The more Scandinavian theories suggest that they are fallen angels, some having fallen into the sea when the Devil was driven from heaven, becoming ‘Blue Men’. While others fell to earth and became fairies, hiding from God in woods, caves and fairy mounds, great musicians who wielded supernatural powers. Others became the Merry Dancers, or Northern Lights, coming from the myth that the Northern Lights were the Valkyries, these older myths themselves having been Christianised.
It is easy to see how a very real people may have become cloaked in myth, especially as their culture and appearance may have differed enough to make them seem quite alien to their conquerors. We have seen this happen time and again throughout history. It is also easy to see why these myths have persisted; it is that very thirst for the unknown that has driven mankind to explore and overcome, an emotive force that we have yet to comprehend that has become embodied in mythical imagery such as that of the Little People. Further to this, as someone who has had firsthand experience of what has seemed to me to be supernatural phenomena, I would argue that it is a combination of these, and other things we have yet to, or may never understand, that are the makings of fairy lore.

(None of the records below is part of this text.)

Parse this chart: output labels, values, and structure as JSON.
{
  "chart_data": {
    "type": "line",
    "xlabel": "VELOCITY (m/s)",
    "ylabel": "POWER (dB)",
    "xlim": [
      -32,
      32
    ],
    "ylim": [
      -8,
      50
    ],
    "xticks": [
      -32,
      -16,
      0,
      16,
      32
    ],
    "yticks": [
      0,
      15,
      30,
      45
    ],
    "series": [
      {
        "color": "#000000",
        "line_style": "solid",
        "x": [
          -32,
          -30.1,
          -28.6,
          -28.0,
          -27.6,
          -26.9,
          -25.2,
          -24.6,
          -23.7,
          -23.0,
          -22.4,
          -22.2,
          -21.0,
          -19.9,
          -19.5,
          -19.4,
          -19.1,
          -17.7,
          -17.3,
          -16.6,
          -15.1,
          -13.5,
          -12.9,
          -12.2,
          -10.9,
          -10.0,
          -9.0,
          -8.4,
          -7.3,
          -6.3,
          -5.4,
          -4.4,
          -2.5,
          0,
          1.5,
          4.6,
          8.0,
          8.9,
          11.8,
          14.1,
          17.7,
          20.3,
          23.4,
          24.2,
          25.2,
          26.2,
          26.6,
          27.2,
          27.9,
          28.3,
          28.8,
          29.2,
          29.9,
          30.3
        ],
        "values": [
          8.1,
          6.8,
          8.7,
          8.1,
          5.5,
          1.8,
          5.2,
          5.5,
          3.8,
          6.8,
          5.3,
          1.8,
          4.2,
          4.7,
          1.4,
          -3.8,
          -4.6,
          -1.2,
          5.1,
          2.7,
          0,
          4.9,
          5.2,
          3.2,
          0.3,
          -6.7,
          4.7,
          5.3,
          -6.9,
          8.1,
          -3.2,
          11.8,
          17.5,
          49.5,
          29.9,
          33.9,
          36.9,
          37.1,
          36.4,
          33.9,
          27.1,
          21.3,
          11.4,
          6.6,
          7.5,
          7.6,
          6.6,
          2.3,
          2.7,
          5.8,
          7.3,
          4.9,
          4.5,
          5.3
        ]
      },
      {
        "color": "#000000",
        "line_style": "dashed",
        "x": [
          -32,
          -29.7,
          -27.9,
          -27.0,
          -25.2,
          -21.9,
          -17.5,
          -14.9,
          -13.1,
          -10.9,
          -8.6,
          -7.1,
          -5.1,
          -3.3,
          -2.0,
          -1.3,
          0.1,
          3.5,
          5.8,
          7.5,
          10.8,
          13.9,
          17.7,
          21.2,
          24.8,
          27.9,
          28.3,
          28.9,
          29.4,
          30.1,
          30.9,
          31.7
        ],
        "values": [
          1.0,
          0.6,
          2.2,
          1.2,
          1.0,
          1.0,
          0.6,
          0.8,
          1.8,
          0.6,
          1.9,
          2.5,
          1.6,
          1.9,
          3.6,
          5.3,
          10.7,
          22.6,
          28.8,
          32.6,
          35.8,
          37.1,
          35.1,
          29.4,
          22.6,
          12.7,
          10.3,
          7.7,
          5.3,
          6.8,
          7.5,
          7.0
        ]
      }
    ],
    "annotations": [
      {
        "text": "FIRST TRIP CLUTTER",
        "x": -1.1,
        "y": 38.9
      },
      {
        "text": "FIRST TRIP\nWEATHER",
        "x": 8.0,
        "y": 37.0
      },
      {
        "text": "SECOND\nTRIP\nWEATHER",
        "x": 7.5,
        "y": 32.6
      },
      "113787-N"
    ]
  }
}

There are many sites on Skye that are linked to the fae, none more so than the Fairy Bridge. Located just outside of Dunvegan by the turnoff to Waternish. It is a place wrapped in story and myth, but these days it has ceased to be used as a crossing point, this and the nearby bus stop seem to have somewhat muted its once formidable reputation. Still, it was once the entry way to Waternish, a place reputed to be the last stronghold of heathendom on Skye.